A list of other sentences with ideas packed into them about motherhood and relationships: “he was, somehow, afraid of me, and his treating me as he presumably treated other women was a way of getting himself back on firm ground.” / I laughed when the second most annoying character says: “‘I am lucky enough to come from an unbroken home.'” / On the paradox of the obligations of motherhood/parenthood (mother speaking to daughter): “‘I believe I am obliged to let you go,’ I said, once I’d thought about it, ‘but if that doesn’t work out, I believe I am obliged to remain responsible for you forever.'” / About dogs – she fears her husband/daughter “yearned for something mute and uncritical to love them instead.” / “automatically I had believed – or rather, had assumed – that Justine’s father was a nice, or at least a decent man. How easy it is, Jeffers, to believe that of the men who conform to our idea of normality!” / “I was a woman he couldn’t obliterate or transfigure with his own desire.” / While in a relationship, thinking of another man: “Is it wrong to want things that you [the husband] can’t give me?” (My crude over-simplified experience of the direction society is moving is that this used to be more “yes”, and now is more “no”, largely due to the influence of non-heterosexual relationships -> rethinking suppressed desire.)

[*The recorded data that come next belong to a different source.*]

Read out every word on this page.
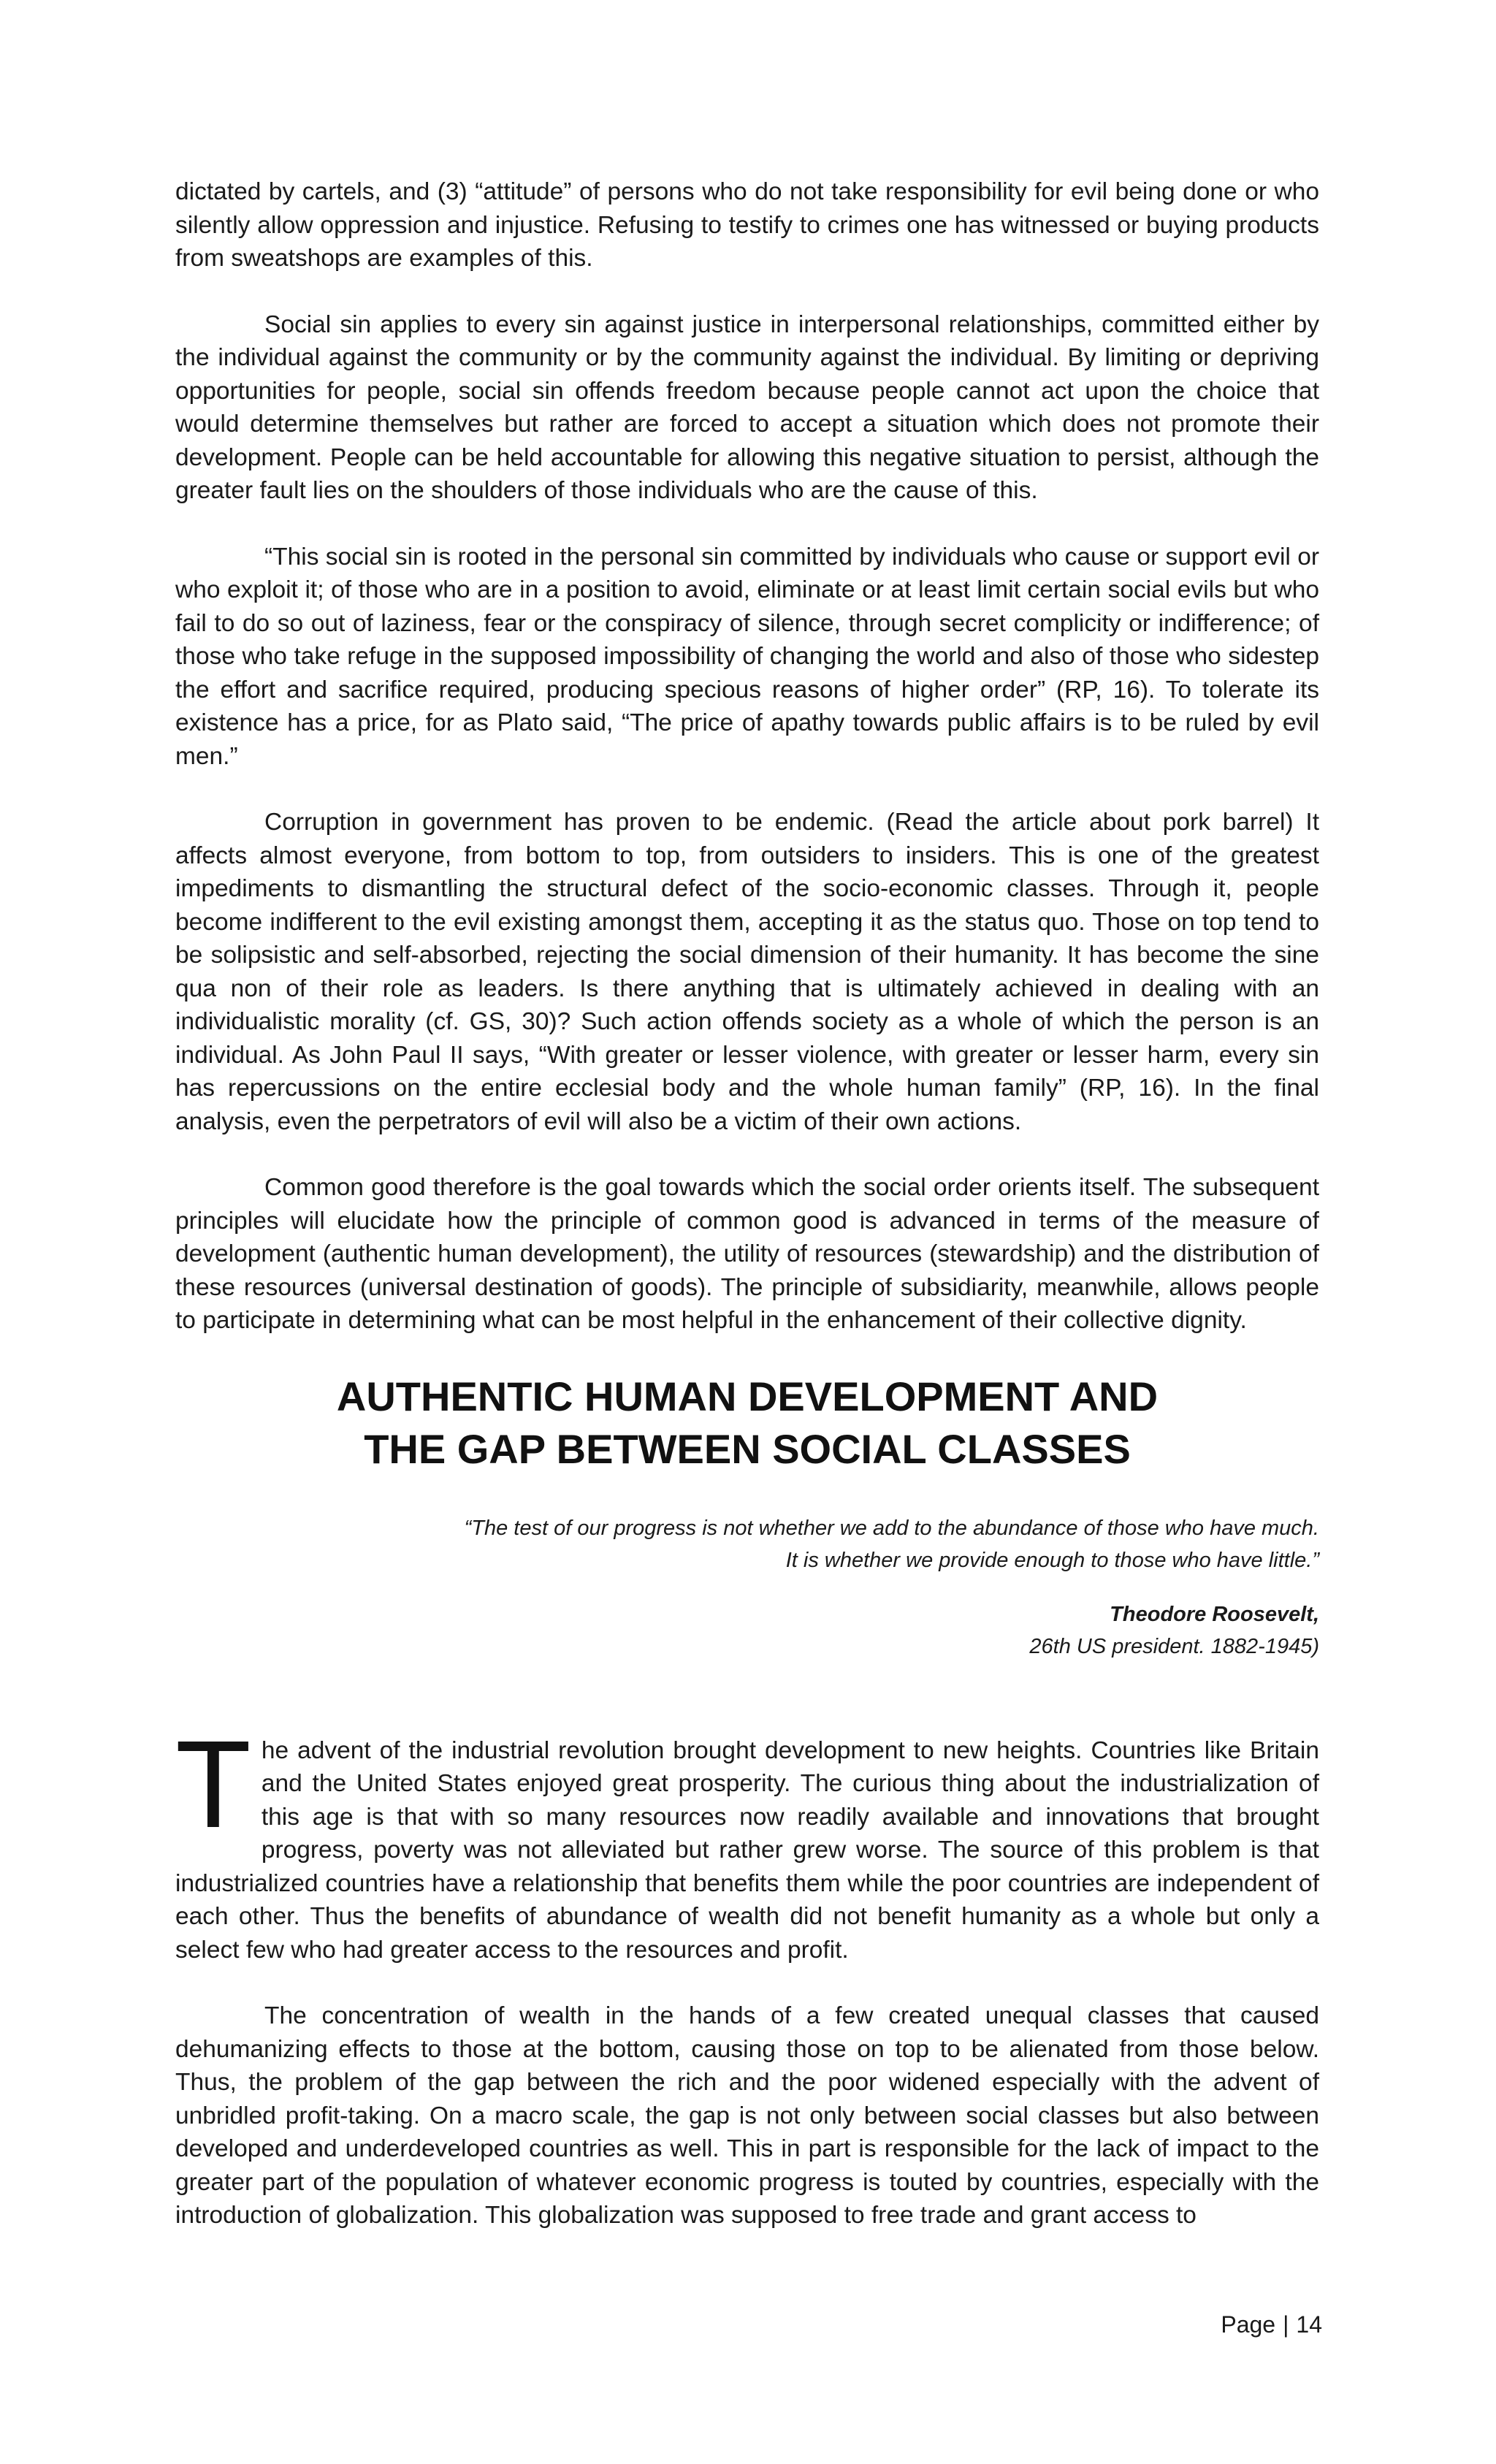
dictated by cartels, and (3) “attitude” of persons who do not take responsibility for evil being done or who silently allow oppression and injustice. Refusing to testify to crimes one has witnessed or buying products from sweatshops are examples of this.

Social sin applies to every sin against justice in interpersonal relationships, committed either by the individual against the community or by the community against the individual. By limiting or depriving opportunities for people, social sin offends freedom because people cannot act upon the choice that would determine themselves but rather are forced to accept a situation which does not promote their development. People can be held accountable for allowing this negative situation to persist, although the greater fault lies on the shoulders of those individuals who are the cause of this.

“This social sin is rooted in the personal sin committed by individuals who cause or support evil or who exploit it; of those who are in a position to avoid, eliminate or at least limit certain social evils but who fail to do so out of laziness, fear or the conspiracy of silence, through secret complicity or indifference; of those who take refuge in the supposed impossibility of changing the world and also of those who sidestep the effort and sacrifice required, producing specious reasons of higher order” (RP, 16). To tolerate its existence has a price, for as Plato said, “The price of apathy towards public affairs is to be ruled by evil men.”

Corruption in government has proven to be endemic. (Read the article about pork barrel) It affects almost everyone, from bottom to top, from outsiders to insiders. This is one of the greatest impediments to dismantling the structural defect of the socio-economic classes. Through it, people become indifferent to the evil existing amongst them, accepting it as the status quo. Those on top tend to be solipsistic and self-absorbed, rejecting the social dimension of their humanity. It has become the sine qua non of their role as leaders. Is there anything that is ultimately achieved in dealing with an individualistic morality (cf. GS, 30)? Such action offends society as a whole of which the person is an individual. As John Paul II says, “With greater or lesser violence, with greater or lesser harm, every sin has repercussions on the entire ecclesial body and the whole human family” (RP, 16). In the final analysis, even the perpetrators of evil will also be a victim of their own actions.

Common good therefore is the goal towards which the social order orients itself. The subsequent principles will elucidate how the principle of common good is advanced in terms of the measure of development (authentic human development), the utility of resources (stewardship) and the distribution of these resources (universal destination of goods). The principle of subsidiarity, meanwhile, allows people to participate in determining what can be most helpful in the enhancement of their collective dignity.

AUTHENTIC HUMAN DEVELOPMENT AND
THE GAP BETWEEN SOCIAL CLASSES
“The test of our progress is not whether we add to the abundance of those who have much.
It is whether we provide enough to those who have little.”
Theodore Roosevelt,
26th US president. 1882-1945)

The advent of the industrial revolution brought development to new heights. Countries like Britain and the United States enjoyed great prosperity. The curious thing about the industrialization of this age is that with so many resources now readily available and innovations that brought progress, poverty was not alleviated but rather grew worse. The source of this problem is that industrialized countries have a relationship that benefits them while the poor countries are independent of each other. Thus the benefits of abundance of wealth did not benefit humanity as a whole but only a select few who had greater access to the resources and profit.

The concentration of wealth in the hands of a few created unequal classes that caused dehumanizing effects to those at the bottom, causing those on top to be alienated from those below. Thus, the problem of the gap between the rich and the poor widened especially with the advent of unbridled profit-taking. On a macro scale, the gap is not only between social classes but also between developed and underdeveloped countries as well. This in part is responsible for the lack of impact to the greater part of the population of whatever economic progress is touted by countries, especially with the introduction of globalization. This globalization was supposed to free trade and grant access to

Page | 14
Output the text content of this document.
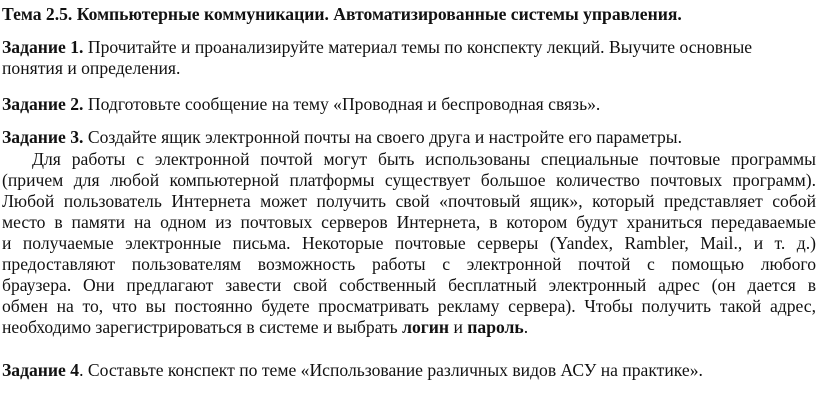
Тема 2.5. Компьютерные коммуникации. Автоматизированные системы управления.
Задание 1. Прочитайте и проанализируйте материал темы по конспекту лекций. Выучите основные
понятия и определения.
Задание 2. Подготовьте сообщение на тему «Проводная и беспроводная связь».
Задание 3. Создайте ящик электронной почты на своего друга и настройте его параметры.
Для работы с электронной почтой могут быть использованы специальные почтовые программы
(причем для любой компьютерной платформы существует большое количество почтовых программ).
Любой пользователь Интернета может получить свой «почтовый ящик», который представляет собой
место в памяти на одном из почтовых серверов Интернета, в котором будут храниться передаваемые
и получаемые электронные письма. Некоторые почтовые серверы (Yandex, Rambler, Mail., и т. д.)
предоставляют пользователям возможность работы с электронной почтой с помощью любого
браузера. Они предлагают завести свой собственный бесплатный электронный адрес (он дается в
обмен на то, что вы постоянно будете просматривать рекламу сервера). Чтобы получить такой адрес,
необходимо зарегистрироваться в системе и выбрать логин и пароль.
Задание 4. Составьте конспект по теме «Использование различных видов АСУ на практике».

A list of other assorted sentences I liked: “my habit of wanting to please people by saying that things are better than they are just creates disappointment” / “It’s a form of control, as so much of generosity is.” / “all my attitudes: dictated by the stubborn belief that the truth, in the end, will be recognised.” / “Tony refuses to see anything as a game, and by being that way he reveals how much other people play games and how their whole conception of life derives from the subjectivity of the game-playing state.” / “the less I had to worry about, the sadder I became.” / “I believe there are certain moments in life that don’t obey the laws of time and instead last forever”. In a podcast interview alongside her painter husband(!), Cusk says she views painting and writing as different in how they relate to time: paintings are out of it, whereas writing is necessarily experienced in time (it takes time to read a book). Hopefully it’s not too much of a spoiler to say the protagonist later learns the timeless moment she was describing in that sentence may have been painted by an onlooker.